Two weeks later, the first million Tutti Frutti singles were sold.

Six months later - no less copies of Long Tall Sally, Rip It Up and Ready Teddy. But Richard proclaimed himself the "real king" after the first victory. And it's kind of funny to some extent. Pat Boone covered Tutti Frutti without even knowing what he was singing about, Elvis covered all Little Richard's hits because he liked them madly, the chaste public just went crazy, but the hero at the piano was so strange and a little caricatured ... that he got away with it and got away with it. He carved a niche for being an exceptional entertainer in audacity, but the laurels of crushing the era of crooners went to the gang of Sam Phillips and the Sun studio.

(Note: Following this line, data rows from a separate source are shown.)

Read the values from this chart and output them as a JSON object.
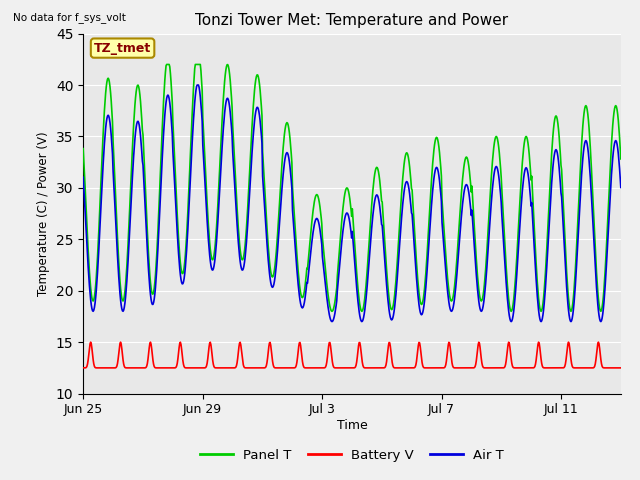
{
  "title": "Tonzi Tower Met: Temperature and Power",
  "top_left_text": "No data for f_sys_volt",
  "annotation_label": "TZ_tmet",
  "xlabel": "Time",
  "ylabel": "Temperature (C) / Power (V)",
  "ylim": [
    10,
    45
  ],
  "yticks": [
    10,
    15,
    20,
    25,
    30,
    35,
    40,
    45
  ],
  "x_tick_labels": [
    "Jun 25",
    "Jun 29",
    "Jul 3",
    "Jul 7",
    "Jul 11"
  ],
  "x_tick_positions": [
    0,
    4,
    8,
    12,
    16
  ],
  "fig_bg_color": "#f0f0f0",
  "plot_bg_color": "#e8e8e8",
  "panel_T_color": "#00cc00",
  "battery_V_color": "#ff0000",
  "air_T_color": "#0000dd",
  "line_width": 1.2,
  "total_days": 18,
  "legend_entries": [
    "Panel T",
    "Battery V",
    "Air T"
  ],
  "legend_colors": [
    "#00cc00",
    "#ff0000",
    "#0000dd"
  ],
  "grid_color": "#ffffff",
  "annotation_text_color": "#880000",
  "annotation_bg": "#ffffaa",
  "annotation_edge": "#aa8800"
}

Do you love Little Richard?

Can you listen to it for hours?

That's it: its TNT equivalent is a salute for two or three minutes, after which the mastodons of the fusion of country and blues enter the stage.

On the other hand, where are we without fireworks?

Without champagne over the edge?

Without screams, devoid of meaning, but simply because it's good? 

In 1962, Richard returned to the fans and went on tour in Europe.

There, he had The Beatles as the opening act in Britain, and a year later, The Rolling Stones.

And now, it would seem, much more and what else?

Only the level of popularity still in comparison speaks for itself.

Richard was good at both rock and roll and sacred music.

With only one clarification - like the previously mentioned fireworks.

And to be honest, two of his records in the collection (for me) is a worthy maximum. 

If you want to see Little Richard during the second wave of success, at the time when Elvis opened the way for all the rockers of the South straight to Olympus, watch the documentary film Let The Good Times Roll 1973. There, Little Richard is exactly what he always wanted to be ( but I will not ruin the intrigue).

Otherwise, everything in our life, as always, is Bama Lama Bama Loo !!!

The point of view of the author may not coincide with the position of the editors.